«И я стрелял вот из этой самой винтовки туда, в них, в русских, я ловил на мушку бегающие фигуры солдат, я…»
— Часовой, куда, к дьяволу под хвост, провалился часовой?
Меня вывел из состояния этой отвратительной внутренней истерики крик есаула Булавина. Вероятно, уже в течение нескольких минут он не мог дозваться часового и, стоя в дверях, тщетно вглядывался во тьму и нетерпеливо топал ногой.
— Я здесь, господин есаул.
— Ты куда провалился? Спал, что ли?
— Никак нет, я… оправиться…
— А, это вы! Ну ладно, когда будете сменяться, скажите, чтобы завтра не делали побудки. Пускай спят. Так не забудьте — никого завтра не будить.
— Так точно. — Я почувствовал, что начинаю успокаиваться…
Обыкновенная, спокойная тишина ночи обступила меня со всех сторон.

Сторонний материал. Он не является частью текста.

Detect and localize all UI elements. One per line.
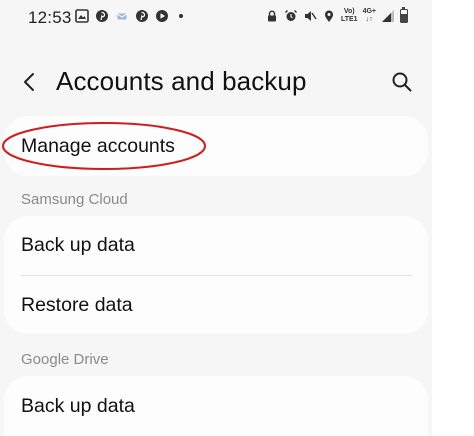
system-icons: Vo) LTE1 4G+ ↓↑ [265,6,408,24]
message-icon [117,13,127,20]
google-drive-card: Back up data [4,376,428,436]
search-icon[interactable] [390,70,414,94]
back-arrow-icon[interactable] [18,70,42,94]
samsung-restore-data-label: Restore data [21,293,133,316]
battery-icon [400,6,408,23]
pinterest-icon [136,10,148,22]
page-title: Accounts and backup [56,66,307,96]
data-arrows-icon: ↓↑ [365,16,373,23]
samsung-cloud-card: Back up data Restore data [4,216,428,334]
samsung-restore-data-item[interactable]: Restore data [4,276,428,334]
samsung-back-up-data-item[interactable]: Back up data [4,216,428,274]
signal-icon [382,10,394,22]
status-bar: 12:53 Vo) LTE1 4G+ ↓↑ [0,0,432,36]
google-back-up-data-item[interactable]: Back up data [4,377,428,435]
status-time: 12:53 [28,8,72,27]
4g-icon: 4G+ ↓↑ [363,8,376,24]
lock-icon [267,10,276,22]
gallery-icon [75,9,89,23]
4g-text: 4G+ [362,8,376,15]
volte-text-bottom: LTE1 [340,16,358,23]
volte-text-top: Vo) [343,8,355,15]
manage-accounts-card: Manage accounts [4,116,428,176]
samsung-back-up-data-label: Back up data [21,233,135,256]
alarm-icon [284,10,297,21]
notification-icons [75,9,183,23]
dot-icon [179,14,183,18]
edge-strip [432,0,474,436]
volte-icon: Vo) LTE1 [341,8,358,24]
google-back-up-data-label: Back up data [21,394,135,417]
accounts-and-backup-screen: 12:53 Vo) LTE1 4G+ ↓↑ Accounts and backu… [0,0,474,436]
location-icon [324,10,333,22]
battery-level [401,13,407,22]
play-icon [156,10,168,22]
section-label-samsung-cloud: Samsung Cloud [21,191,128,208]
pinterest-icon [96,10,108,22]
manage-accounts-label: Manage accounts [21,134,175,157]
app-bar: Accounts and backup [0,60,432,104]
section-label-google-drive: Google Drive [21,351,109,368]
mute-icon [304,11,317,21]
manage-accounts-item[interactable]: Manage accounts [4,117,428,175]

На следующий день казарма проснулась в скверном расположении духа. Солдаты, сидя на нарах, лечили ноги, стертые до крови, били вшей, лениво переругивались друг с другом. Раненых нам не удалось повидать — их всех еще накануне услали морем в Батум. Вечером, после обеда, в дальнем углу казармы заиграла гармонь, неизвестно каким чудом донесенная до Поти, — весь наш обоз остался в Сухуме, и мы с Плотниковым остались без одеял. Гармонист, молодой, безусый кубанец со свисающей на глаза желтой прядью волос, уныло перебирал клавиши, и длинные ноты, медленно, как будто их тащили за хвост, расползались по неметеному полу казармы. Но вот гармонист, которому надоело бессмысленное перебиранье клавиш, начал вспоминать частушки:
Его голос, маленький, дрожащий тенорок, звучал пронзительно и жалко, веселый частушечный мотив пропадал, и пение было похоже на причитанья.
Гармонист замолчал, протяжно взвизгнув, задохлась гармонь. Потом вдруг широким жестом он растянул мехи, и на этот раз настоящий частушечный звук покрыл глухой говор казармы:
— Не пойду я больше на фронт! — закричал гармонист, бросая баян. — Вот вам крест, не пойду.
— Не пойдем, ну их к дьяволу… Сволочи!
Булавина в казарме не было. Милепшин лежал на нарах, вытянул свои трехаршинные ноги и не обращая ни на что внимания. Вскоре вокруг гармониста собралась почти вся казарма.
— Станичники! — кричал визгливым голосом толстый булочник. — Предали нас! Кровью нашей землю поливают, а сами по тылам сидят!
— Завтра на перекличке заявим: не пойдем — и кончено. Довольно нашей кровушки попили, идолы проклятые…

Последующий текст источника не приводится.